Scope of JSON Schema Validation

Austin Wright edited this page Dec 16, 2019 · 12 revisions

This page fleshes out some of the considerations on what is in scope for JSON Schema Validation, and relationships to other features of JSON Schema.

Validation vs. linting

Across the range of documents that can possibly be parsed, there's a variety of passes that may need to be done over the document in order to parse it for information.

In the simplest form, a state machine consumes each character of a document. At the end of the document, the state of the parser will provide the application with the data necessary for it to do its job. If there were no errors—no illegal characters encountered—the document is considered valid.

However, there may be multiple ways to encode the same data, from the standpoint of the application. For example, JavaScript can encode the truthy boolean as either true or TRUE; there is usually no difference at execution time. If the application developer wises to express a preference for one or the other, this may be tested with a linter.

Types of Validation

Validation ensures that the document (including its data) is in a form suitable for consumption by the application. It can be broken down into two broad categories:

Syntactic validation ensures that the document parser can reach the end of the document fully and unambiguously able to understand its syntax.

Semantic Validation ensures that the data within the document is within the boundaries that the application will understand.

Types of Semantic Validation

Structural

I believe this term was invented by JSON Schema.

In short, structural validation is concerned with describing the very most limits on what a document must conform to, including values that might become sensible in the future. For example, Elbonia is not a country right now, but it's feasible that a country named Elbonia could form some time in the future. Therefore, it would not make sense to hard-code a list of countries as part of structural validation.

Formally, structural validation is concerned with placing assertions on a single value. For example, "Value is greater than zero", "Value is an array", "Value is nonempty", or "Value has property with key name".

Consistency

Consistency validation ensures that references between data make sense. For example, "Value is an ID string found in the users database", "Value A is less than value B", or "Value is an ID number that must be distinct from other ID numbers".

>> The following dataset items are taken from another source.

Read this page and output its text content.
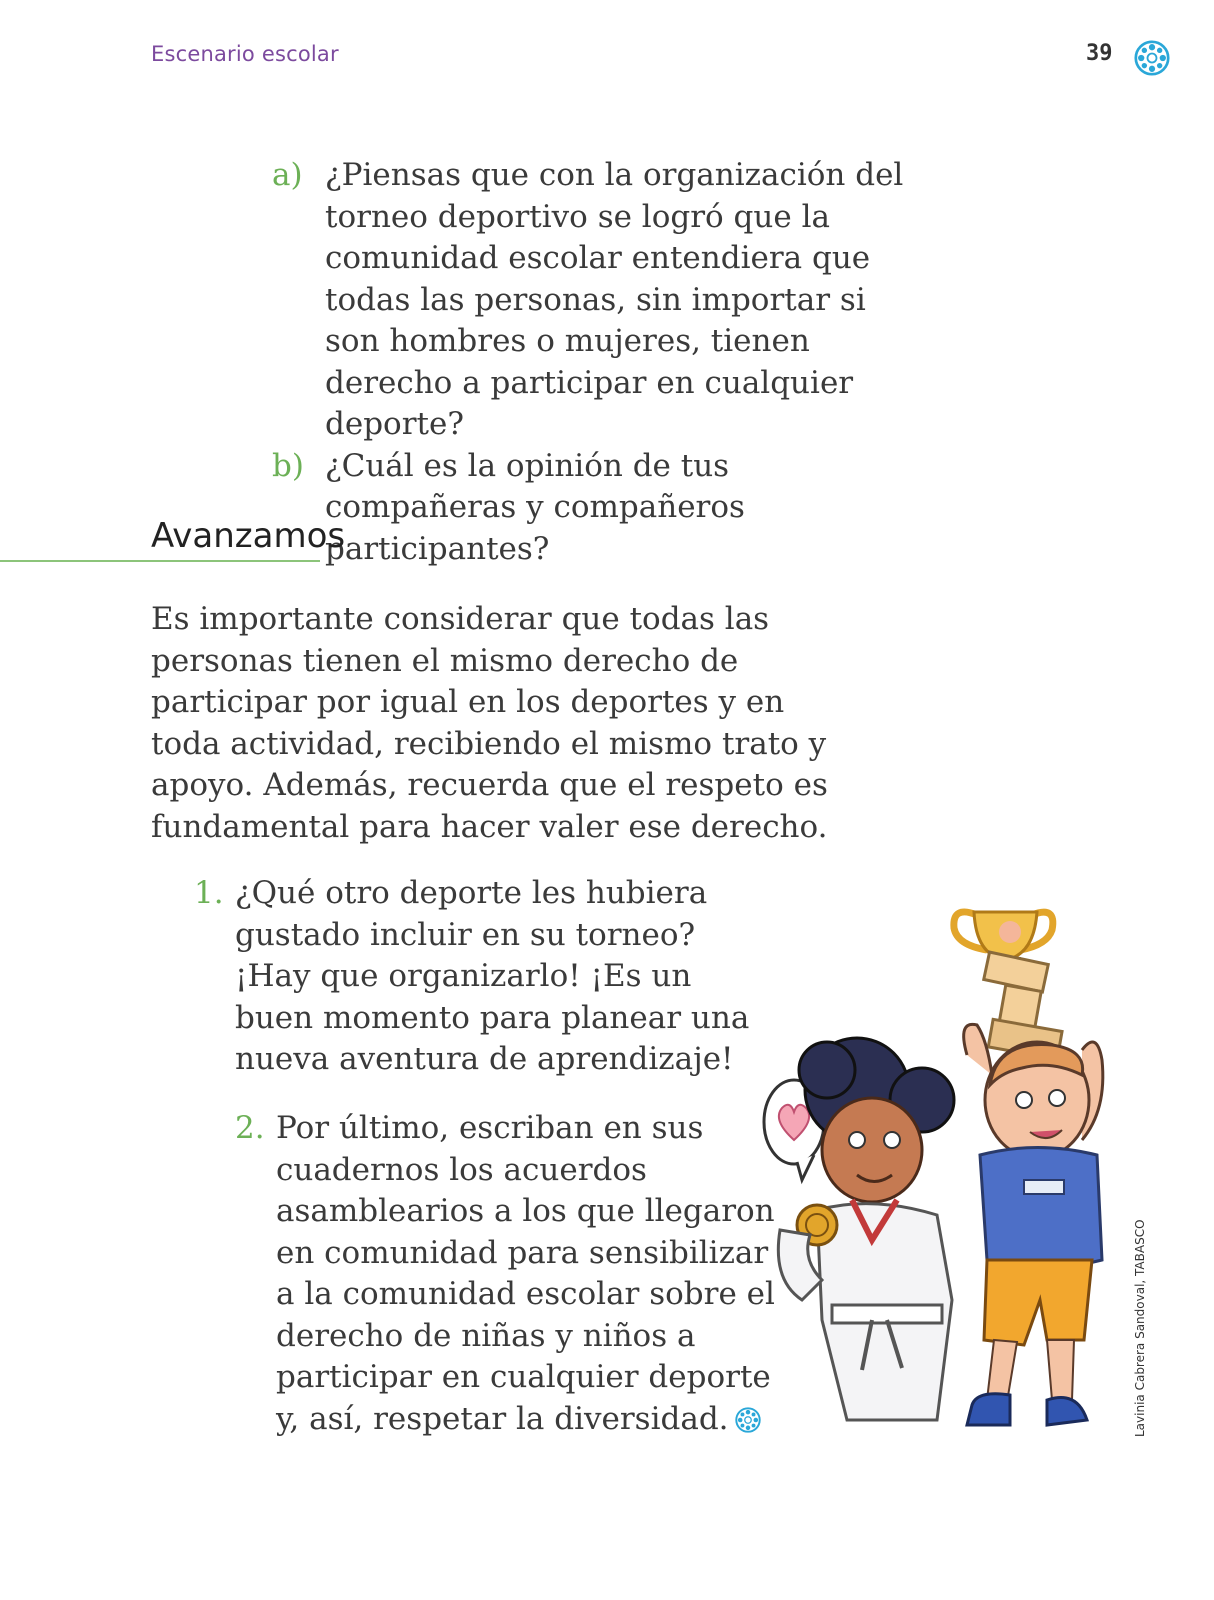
Escenario escolar	39
a) ¿Piensas que con la organización del torneo deportivo se logró que la comunidad escolar entendiera que todas las personas, sin importar si son hombres o mujeres, tienen derecho a participar en cualquier deporte?
b) ¿Cuál es la opinión de tus compañeras y compañeros participantes?
Avanzamos

Es importante considerar que todas las personas tienen el mismo derecho de participar por igual en los deportes y en toda actividad, recibiendo el mismo trato y apoyo. Además, recuerda que el respeto es fundamental para hacer valer ese derecho.

1. ¿Qué otro deporte les hubiera gustado incluir en su torneo? ¡Hay que organizarlo! ¡Es un buen momento para planear una nueva aventura de aprendizaje!
2. Por último, escriban en sus cuadernos los acuerdos asamblearios a los que llegaron en comunidad para sensibilizar a la comunidad escolar sobre el derecho de niñas y niños a participar en cualquier deporte y, así, respetar la diversidad.	Lavinia Cabrera Sandoval, TABASCO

There's multiple ways to verify data consistency: far too many mechanisms to incorporate into JSON Schema. Validating data consistency may involve:

  • Scanning the rest of the document for a referenced value
  • Making a network request for a referenced document
  • Querying a database for a record with the given value
  • Sending a message to the referenced address, and verifying it was received

In short, data consistency is tested by actually exercising the intended action. For looking up a user, you must actually query the users database. For testing an email address, you must actually send an email.

Inference

The primary job of an inference engine is to determine additional data about a resource based on what is known. Inference typically has some way to perform validation, which checks that there are no contradictions between pieces of data. For example, a resource cannot be both a Cat and a Dog.

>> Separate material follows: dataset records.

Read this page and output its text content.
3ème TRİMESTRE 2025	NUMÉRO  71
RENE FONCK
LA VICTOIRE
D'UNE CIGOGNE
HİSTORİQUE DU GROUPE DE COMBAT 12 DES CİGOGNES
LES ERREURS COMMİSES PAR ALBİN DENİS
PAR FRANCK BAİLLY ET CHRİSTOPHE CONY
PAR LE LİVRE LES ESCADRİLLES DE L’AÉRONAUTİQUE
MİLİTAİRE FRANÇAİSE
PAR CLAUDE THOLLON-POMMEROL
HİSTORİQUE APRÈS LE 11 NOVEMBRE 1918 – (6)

It is the type used by RDF Schema.

Context

Different applications might have different validation constraints at different stages of the application. A few examples:

Regular Expressions

Strings within JSON Schema may be required to pass a regular expression. Validating a string against a regular expression is a kind of syntactic validation, and might keep a state, and earlier characters might change the outcome of parsing for later characters.

This is a warranted feature in JSON Schema because there is always going to be data inside a document that can be broken apart into multiple values, but is not well represented by JSON. For example, a date has year, month, and more components. There's already good standards for encoding dates as strings, inventing a JSON encoding for dates is not really necessary.

RPC

RPC calls for data update and retrieval are one case where the same resource might have different schemas applied to it at different points in its life-cycle. At creation time, the resource might exclude an ID, since it is to be assigned by the server. But for updates, an ID might be mandatory, so the server knows which document in the collection to update. These technically call for two separate schemas.

Related article: https://martinfowler.com/bliki/CQRS.html

Annotations

JSON Schema can still be used to declare relationships between data; verifying that the data is consistent falls outside the scope of a typical validator, and onto applications that must look for and process declared data relationships.

For example, a form generation library might look at a "range" property, and use it to auto-complete usernames from the database of legal names.